Она сперва не собиралась брать меня с собою; но за два дня до своего отъезда, видя, что я печалюсь и горько вздыхаю, сказала мне:

— Марианна, раз вас так огорчает разлука со мной, утешьтесь — я не хочу расставаться с вами и надеюсь, что брат будет со мною согласен. Мне даже пришли сейчас некоторые мысли о вашем устройстве: я намерена отдать вас в ученье в какую-нибудь мастерскую, ибо уже пора подумать о вашем будущем; пока мы с братом живы, вы всегда можете рассчитывать на нашу помощь, да и после смерти мы кое-что вам оставим, но этого недостаточно, много ли мы можем вам оставить? Родственник, к коему я еду и наследниками коего мы с братом являемся, думается мне, не очень богат, и вам нужно выбрать себе ремесло, дабы иметь средства к существованию. Я говорю с вами откровенно, потому что вы становитесь рассудительной девушкой, дорогая моя Марианна, и я очень хотела бы перед смертью иметь утешение, видя вас замужем за каким-нибудь честным человеком, или, по крайней мере, знать, что вы достигли положения, благоприятного для замужества: ведь будет справедливо, чтобы мне выпала эта радость.

После таких слов как мне было не броситься в ее объятия! Я плакала, и она плакала, ведь лучше ее не было на свете человека, да и я, со своей стороны, отличалась добрым сердцем, каким оно осталось и до сей поры.

Тут вошел в комнату кюре.

— Это что такое? — сказал он сестре.— Кажется, Марианна плачет?

Тогда она передала ему наш с нею разговор и сказала о своем намерении повезти меня с собою в Париж.

— Что ж, я это вполне одобряю,— ответил он.— Но если она там останется, мы больше не увидим ее. Это очень больно, потому что я люблю это бедное дитя. Мы ее воспитали, я очень стар, и, быть может, мне придется проститься с нею навеки.

Как видите, беседа была самой трогательной. Я ничего не ответила старику — лишь громко зарыдала. Это еще больше растрогало его, и, подойдя ко мне, он сказал:

— Марианна, вы поедете с моей сестрой, так нужно для вашего блага, которое я должен всему предпочесть. Мы заменили вам родителей, коих господь не дозволил вам узнать, не знаете вы также и никого из своих родных; и от, пока мы живы, не делайте ничего, не посоветовавшись нами; если сестра моя устроит вас на хорошее место, она оставит вас в Париже, а в противном случае вам надо вернуться домой. Пишите нам при всех обстоятельствах, когда вам понадобятся советы, мы же вас никогда не бросим.

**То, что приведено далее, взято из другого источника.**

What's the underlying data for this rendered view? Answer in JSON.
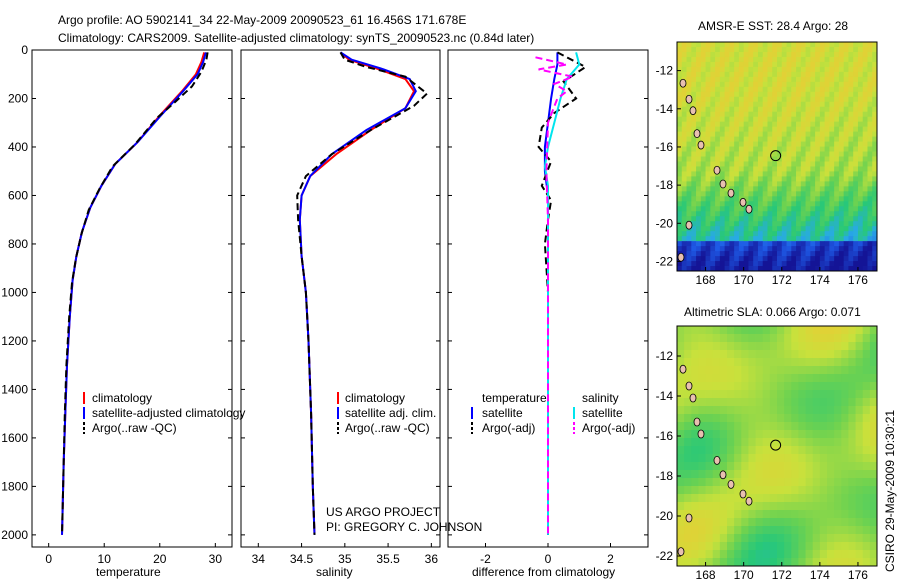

Не стану передавать все то, что он говорил мне еще перед нашим отъездом, сокращу свой рассказ — боюсь, что все эти мелкие события моей юности будут докучны вам; они и впрямь не очень-то занимательны, и мне не терпится перейти к другому; ведь я так много должна вам рассказать и лишь из великой любви к вам принялась за свое повествование, которое окажется весьма долгим: придется мне извести много бумаги, но я не об этом тревожусь, а все думаю, как мне справиться со своей ленью. Ну что ж, двинемся дальше.

Итак, мы с сестрою священника тронулись в путь. Вот мы и в Париже; надо было проехать почти через весь город, чтобы добраться до того родственника, о коем шла речь.

Не могу вам передать, что я почувствовала, увидев большой шумный город, его народ и его улицы. Мне это показалось просто лунным царством[7]; я была сама не своя, прямо себя не помнила; я смотрела вокруг, широко раскрыв глаза от удивления, вот и все.